All the thoughts and feelings that came to my head as I felt a knot in my stomach at the same time…
Why did he assume I wasn’t born here ? Or that I wasn’t an American ? Simply because I’m colored ? Do I look like I don’t belong here ? Even with a mask on ? Do I really not blend in ? Or was he jokingly calling me an immigrant ? Because green card holders can’t vote , nah ? Why did he say that to me ? Do I look out of place to others , too ? Was he ridiculing me ? Or did he not realize what he was saying ? Am I being dramatic ? Why am I taking this personal ? Unintentionally and naturally I am.
I felt very out of place as I continued to walk. I felt like it wasn’t my place to vote , as if my vote doesn’t matter because I’m not white and don’t belong here, and although the constitution says I do, to many I just will never. Those are laws, but I’m genuinely not valued or considered a true American. I felt like if they had a choice, they would tell me to turn around. Simply because of the color or tone of my skin, or my non-American features I guess, idk…whatever those truly are..idk..I felt as if my voice carries no value.
It was truly a walk of shame before and after voting , as I had to pass right by him again. I walked with my head down. I felt embarrassed and ashamed, without really knowing why. I just felt it…he asked me , “ did you get to vote ?, because you can put the sticker on my chest “, as he tapped on his chest. I don’t know what he meant or if he was trying to be nice but I just said yeah, fake chuckled, and told him to have a nice day.
So mean 😔 Only if he knew how many men just like him , I comfort and heal everyday when their sick or dying at the hospital..
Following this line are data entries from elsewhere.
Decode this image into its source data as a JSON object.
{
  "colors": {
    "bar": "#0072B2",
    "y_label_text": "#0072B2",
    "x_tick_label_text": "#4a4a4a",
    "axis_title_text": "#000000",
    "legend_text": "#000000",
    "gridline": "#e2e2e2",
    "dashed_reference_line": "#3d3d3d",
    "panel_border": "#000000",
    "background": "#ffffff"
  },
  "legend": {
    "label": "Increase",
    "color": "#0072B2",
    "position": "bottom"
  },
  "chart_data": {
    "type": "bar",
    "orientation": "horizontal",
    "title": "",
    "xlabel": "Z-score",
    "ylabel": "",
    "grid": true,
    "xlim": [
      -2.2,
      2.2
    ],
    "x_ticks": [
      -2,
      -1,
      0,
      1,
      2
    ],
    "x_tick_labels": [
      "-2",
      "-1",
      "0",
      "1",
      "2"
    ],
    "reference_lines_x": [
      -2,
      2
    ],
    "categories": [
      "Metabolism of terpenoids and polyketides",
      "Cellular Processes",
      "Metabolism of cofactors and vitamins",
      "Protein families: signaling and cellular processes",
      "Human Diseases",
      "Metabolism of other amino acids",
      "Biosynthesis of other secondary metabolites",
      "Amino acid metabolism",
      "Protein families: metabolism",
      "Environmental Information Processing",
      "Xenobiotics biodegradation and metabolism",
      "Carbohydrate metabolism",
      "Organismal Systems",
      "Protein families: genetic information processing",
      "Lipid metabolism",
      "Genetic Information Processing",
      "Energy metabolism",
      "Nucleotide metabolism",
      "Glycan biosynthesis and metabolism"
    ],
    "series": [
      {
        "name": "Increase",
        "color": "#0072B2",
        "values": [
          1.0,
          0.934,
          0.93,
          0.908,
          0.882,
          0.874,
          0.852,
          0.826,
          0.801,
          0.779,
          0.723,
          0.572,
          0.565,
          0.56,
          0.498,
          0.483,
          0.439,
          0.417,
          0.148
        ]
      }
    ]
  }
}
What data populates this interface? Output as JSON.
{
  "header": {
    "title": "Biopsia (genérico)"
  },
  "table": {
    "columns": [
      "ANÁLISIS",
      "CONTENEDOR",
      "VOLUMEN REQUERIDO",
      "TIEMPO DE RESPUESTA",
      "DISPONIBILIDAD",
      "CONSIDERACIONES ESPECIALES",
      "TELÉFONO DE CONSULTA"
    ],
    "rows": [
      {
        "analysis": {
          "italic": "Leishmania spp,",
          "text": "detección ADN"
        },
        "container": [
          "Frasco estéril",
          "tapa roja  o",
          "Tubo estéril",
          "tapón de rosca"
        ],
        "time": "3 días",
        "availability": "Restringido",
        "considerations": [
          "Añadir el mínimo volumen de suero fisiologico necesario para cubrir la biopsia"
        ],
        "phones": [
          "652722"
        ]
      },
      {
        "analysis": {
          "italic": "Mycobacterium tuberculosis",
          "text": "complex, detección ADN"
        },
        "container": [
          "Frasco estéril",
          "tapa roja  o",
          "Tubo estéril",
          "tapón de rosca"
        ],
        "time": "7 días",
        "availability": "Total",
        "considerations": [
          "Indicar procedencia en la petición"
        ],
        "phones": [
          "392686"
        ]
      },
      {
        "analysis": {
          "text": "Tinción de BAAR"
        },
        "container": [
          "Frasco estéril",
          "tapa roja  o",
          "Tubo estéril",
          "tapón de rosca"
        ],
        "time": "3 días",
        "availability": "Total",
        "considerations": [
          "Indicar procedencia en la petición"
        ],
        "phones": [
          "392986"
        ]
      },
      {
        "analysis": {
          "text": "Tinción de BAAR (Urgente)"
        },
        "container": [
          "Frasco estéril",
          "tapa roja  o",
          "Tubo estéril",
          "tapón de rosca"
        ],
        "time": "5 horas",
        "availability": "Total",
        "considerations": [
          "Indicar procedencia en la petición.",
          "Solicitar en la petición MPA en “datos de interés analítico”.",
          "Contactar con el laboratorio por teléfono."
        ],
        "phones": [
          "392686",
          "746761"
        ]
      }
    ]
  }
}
If that affected me that much, I can only imagine the others that deal with this on a regular. As much as you try, a part of you deep inside just feels disconnected. And it’s sad. I’d lift us all from the bottom and embrace us all at the top, no matter your origin.
I shouldn’t expect the world to be fair with me, just because I’m fair with the world. I know.
Choose your words wisely, as they are without a doubt the most powerful force available to humanity, thus having the energy and power to hurt, hinder, humiliate, and harm more than you can imagine. I don’t feel that way no more. I’m good. I’m just saying ,—be kind, or idk, think about the things you say, because they hurt, and they’re uncomfortable.